From charlesreid1

Skeina, The Algorithm Design Manual, Chapter 3

Problem 3-11

Problem 3-11: Suppose we're given a sequence of values x1, x2, ..., xn and we seek to quickly answer questions of the form: given i, given j, find the samllest value in xi, ..., xj.

Part a - design a data structure using O(N^2) space, answering queries in O(1) time.

Part b - design a data structure using O(N) space, O(log N) time.

Part a

For part a = use a hash table. We pass it every combination of (i,j) and save the minimum value as a value. Use O(N^2) space, O(1) time.

Part b

I puzzled over part b fora long while.

The Algorist wiki (link) gives one possible solution, that's a bit tricky. Even the solution takes some puzzling over.)

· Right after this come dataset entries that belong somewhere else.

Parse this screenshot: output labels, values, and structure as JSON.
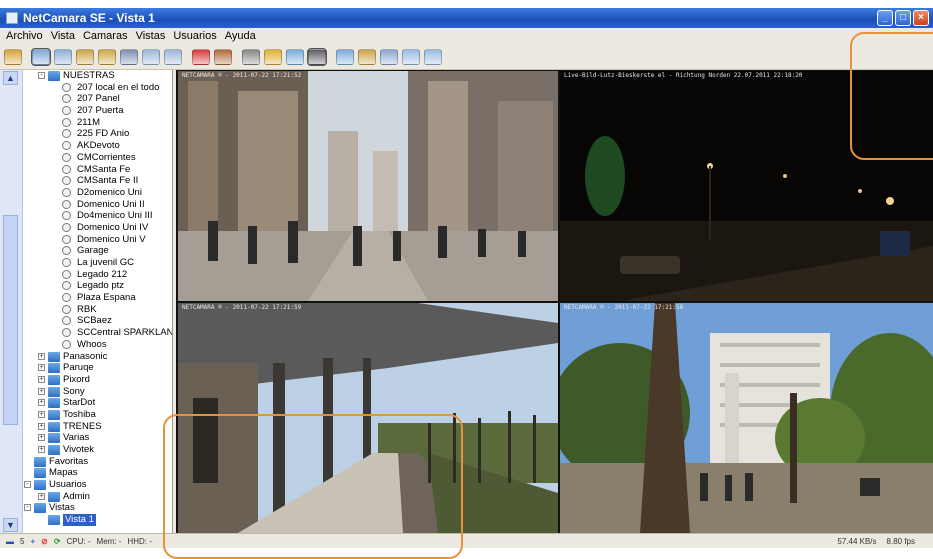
{
  "window": {
    "title": "NetCamara SE - Vista 1",
    "buttons": [
      "minimize",
      "maximize",
      "close"
    ]
  },
  "menu": [
    "Archivo",
    "Vista",
    "Camaras",
    "Vistas",
    "Usuarios",
    "Ayuda"
  ],
  "toolbar": {
    "buttons": [
      {
        "icon": "folder-icon",
        "color": "#d9a43a"
      },
      {
        "icon": "camera-select-icon",
        "color": "#7fa8d8",
        "selected": true
      },
      {
        "icon": "monitor-icon",
        "color": "#8fb0d6"
      },
      {
        "icon": "layout-icon",
        "color": "#cfa54a"
      },
      {
        "icon": "layout-icon",
        "color": "#d1a842"
      },
      {
        "icon": "settings-icon",
        "color": "#7d8fb0"
      },
      {
        "icon": "monitor-icon",
        "color": "#9cb7dc"
      },
      {
        "icon": "monitor-icon",
        "color": "#9cb7dc"
      },
      {
        "icon": "record-icon",
        "color": "#d83a3a"
      },
      {
        "icon": "info-icon",
        "color": "#b06a3a"
      },
      {
        "icon": "printer-icon",
        "color": "#888888"
      },
      {
        "icon": "alarm-icon",
        "color": "#e0b030"
      },
      {
        "icon": "monitor-icon",
        "color": "#7aaedf"
      },
      {
        "icon": "ptz-icon",
        "color": "#606060",
        "selected": true
      },
      {
        "icon": "monitor-icon",
        "color": "#7aaedf"
      },
      {
        "icon": "layout-icon",
        "color": "#d0a44a"
      },
      {
        "icon": "monitor-icon",
        "color": "#8aa7d3"
      },
      {
        "icon": "monitor-icon",
        "color": "#9bbbe3"
      },
      {
        "icon": "monitor-icon",
        "color": "#9bbbe3"
      }
    ]
  },
  "tree": [
    {
      "label": "NUESTRAS",
      "type": "folder",
      "indent": 1,
      "expander": "-"
    },
    {
      "label": "207 local en el todo",
      "type": "camera",
      "indent": 2
    },
    {
      "label": "207 Panel",
      "type": "camera",
      "indent": 2
    },
    {
      "label": "207 Puerta",
      "type": "camera",
      "indent": 2
    },
    {
      "label": "211M",
      "type": "camera",
      "indent": 2
    },
    {
      "label": "225 FD Anio",
      "type": "camera",
      "indent": 2
    },
    {
      "label": "AKDevoto",
      "type": "camera",
      "indent": 2
    },
    {
      "label": "CMCorrientes",
      "type": "camera",
      "indent": 2
    },
    {
      "label": "CMSanta Fe",
      "type": "camera",
      "indent": 2
    },
    {
      "label": "CMSanta Fe II",
      "type": "camera",
      "indent": 2
    },
    {
      "label": "D2omenico Uni",
      "type": "camera",
      "indent": 2
    },
    {
      "label": "Domenico Uni II",
      "type": "camera",
      "indent": 2
    },
    {
      "label": "Do4menico Uni III",
      "type": "camera",
      "indent": 2
    },
    {
      "label": "Domenico Uni IV",
      "type": "camera",
      "indent": 2
    },
    {
      "label": "Domenico Uni V",
      "type": "camera",
      "indent": 2
    },
    {
      "label": "Garage",
      "type": "camera",
      "indent": 2
    },
    {
      "label": "La juvenil GC",
      "type": "camera",
      "indent": 2
    },
    {
      "label": "Legado 212",
      "type": "camera",
      "indent": 2
    },
    {
      "label": "Legado ptz",
      "type": "camera",
      "indent": 2
    },
    {
      "label": "Plaza Espana",
      "type": "camera",
      "indent": 2
    },
    {
      "label": "RBK",
      "type": "camera",
      "indent": 2
    },
    {
      "label": "SCBaez",
      "type": "camera",
      "indent": 2
    },
    {
      "label": "SCCentral SPARKLAN",
      "type": "camera",
      "indent": 2
    },
    {
      "label": "Whoos",
      "type": "camera",
      "indent": 2
    },
    {
      "label": "Panasonic",
      "type": "folder",
      "indent": 1,
      "expander": "+"
    },
    {
      "label": "Paruqe",
      "type": "folder",
      "indent": 1,
      "expander": "+"
    },
    {
      "label": "Pixord",
      "type": "folder",
      "indent": 1,
      "expander": "+"
    },
    {
      "label": "Sony",
      "type": "folder",
      "indent": 1,
      "expander": "+"
    },
    {
      "label": "StarDot",
      "type": "folder",
      "indent": 1,
      "expander": "+"
    },
    {
      "label": "Toshiba",
      "type": "folder",
      "indent": 1,
      "expander": "+"
    },
    {
      "label": "TRENES",
      "type": "folder",
      "indent": 1,
      "expander": "+"
    },
    {
      "label": "Varias",
      "type": "folder",
      "indent": 1,
      "expander": "+"
    },
    {
      "label": "Vivotek",
      "type": "folder",
      "indent": 1,
      "expander": "+"
    },
    {
      "label": "Favoritas",
      "type": "folder",
      "indent": 0
    },
    {
      "label": "Mapas",
      "type": "folder",
      "indent": 0
    },
    {
      "label": "Usuarios",
      "type": "folder",
      "indent": 0,
      "expander": "-"
    },
    {
      "label": "Admin",
      "type": "folder",
      "indent": 1,
      "expander": "+"
    },
    {
      "label": "Vistas",
      "type": "folder",
      "indent": 0,
      "expander": "-"
    },
    {
      "label": "Vista 1",
      "type": "folder",
      "indent": 1,
      "selected": true
    }
  ],
  "cameras": [
    {
      "osd": "NETCAMARA ® - 2011-07-22 17:21:52",
      "scene": "city-street-day"
    },
    {
      "osd": "Live-Bild-Lutz-Bieskerste el - Richtung Norden 22.07.2011 22:18:20",
      "scene": "street-night"
    },
    {
      "osd": "NETCAMARA ® - 2011-07-22 17:21:59",
      "scene": "train-station"
    },
    {
      "osd": "NETCAMARA ® - 2011-07-22 17:21:58",
      "scene": "plaza-palms"
    }
  ],
  "status": {
    "count": "5",
    "cpu": "CPU: -",
    "mem": "Mem: -",
    "hdd": "HHD: -",
    "rate": "57.44 KB/s",
    "fps": "8.80 fps"
  },
  "colors": {
    "titlebar": "#1a4fb8",
    "selection": "#2d5fc4",
    "highlight": "#e8913b"
  }
}
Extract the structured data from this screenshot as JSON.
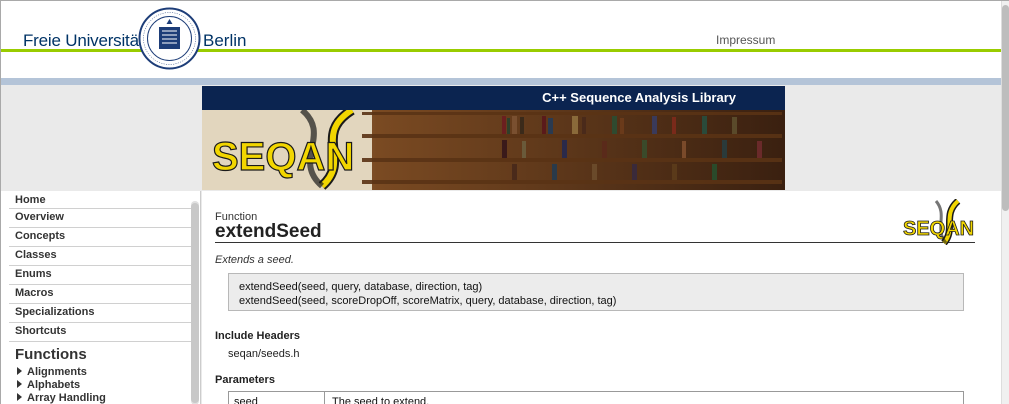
{
  "header": {
    "university_left": "Freie Universität",
    "university_right": "Berlin",
    "impressum": "Impressum"
  },
  "banner": {
    "title": "C++ Sequence Analysis Library",
    "logo_text": "SEQAN"
  },
  "sidebar": {
    "items": [
      {
        "label": "Home"
      },
      {
        "label": "Overview"
      },
      {
        "label": "Concepts"
      },
      {
        "label": "Classes"
      },
      {
        "label": "Enums"
      },
      {
        "label": "Macros"
      },
      {
        "label": "Specializations"
      },
      {
        "label": "Shortcuts"
      }
    ],
    "heading": "Functions",
    "subitems": [
      {
        "label": "Alignments"
      },
      {
        "label": "Alphabets"
      },
      {
        "label": "Array Handling"
      }
    ]
  },
  "main": {
    "kind": "Function",
    "name": "extendSeed",
    "description": "Extends a seed.",
    "signatures": [
      "extendSeed(seed, query, database, direction, tag)",
      "extendSeed(seed, scoreDropOff, scoreMatrix, query, database, direction, tag)"
    ],
    "include_heading": "Include Headers",
    "include_file": "seqan/seeds.h",
    "params_heading": "Parameters",
    "params": [
      {
        "name": "seed",
        "desc": "The seed to extend."
      }
    ]
  },
  "colors": {
    "accent_green": "#99cc00",
    "banner_navy": "#0b2450",
    "fu_blue": "#003366",
    "seqan_yellow": "#f2d600"
  }
}
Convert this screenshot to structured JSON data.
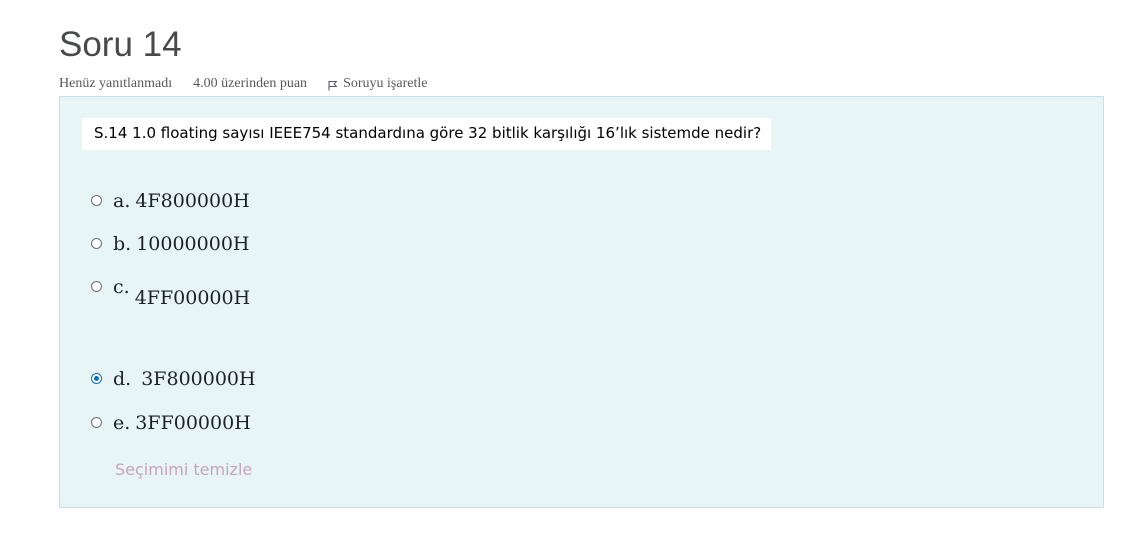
{
  "question": {
    "title": "Soru 14",
    "state": "Henüz yanıtlanmadı",
    "grade": "4.00 üzerinden puan",
    "flag_label": "Soruyu işaretle",
    "text": "S.14 1.0 floating sayısı IEEE754 standardına göre 32 bitlik karşılığı 16’lık sistemde nedir?"
  },
  "options": [
    {
      "letter": "a.",
      "value": "4F800000H",
      "selected": false
    },
    {
      "letter": "b.",
      "value": "10000000H",
      "selected": false
    },
    {
      "letter": "c.",
      "value": "4FF00000H",
      "selected": false
    },
    {
      "letter": "d.",
      "value": "3F800000H",
      "selected": true
    },
    {
      "letter": "e.",
      "value": "3FF00000H",
      "selected": false
    }
  ],
  "clear_choice_label": "Seçimimi temizle",
  "colors": {
    "content_bg": "#e7f5f6",
    "content_border": "#bfe3e6",
    "selected_radio": "#0f6cbf",
    "clear_link": "#c9a3bd"
  }
}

Implement a binary tree, where each tree node represents a particular range of indices. The higher in the tree a node is, the larger the range of indices it covers.

The root node spans the whole input sequence. The root node's children span the left and right halves of the input sequence. Etc.

Each leaf spans a single element range of input, meaning there are log(N) levels to the tree (where N is the number of indices in the array).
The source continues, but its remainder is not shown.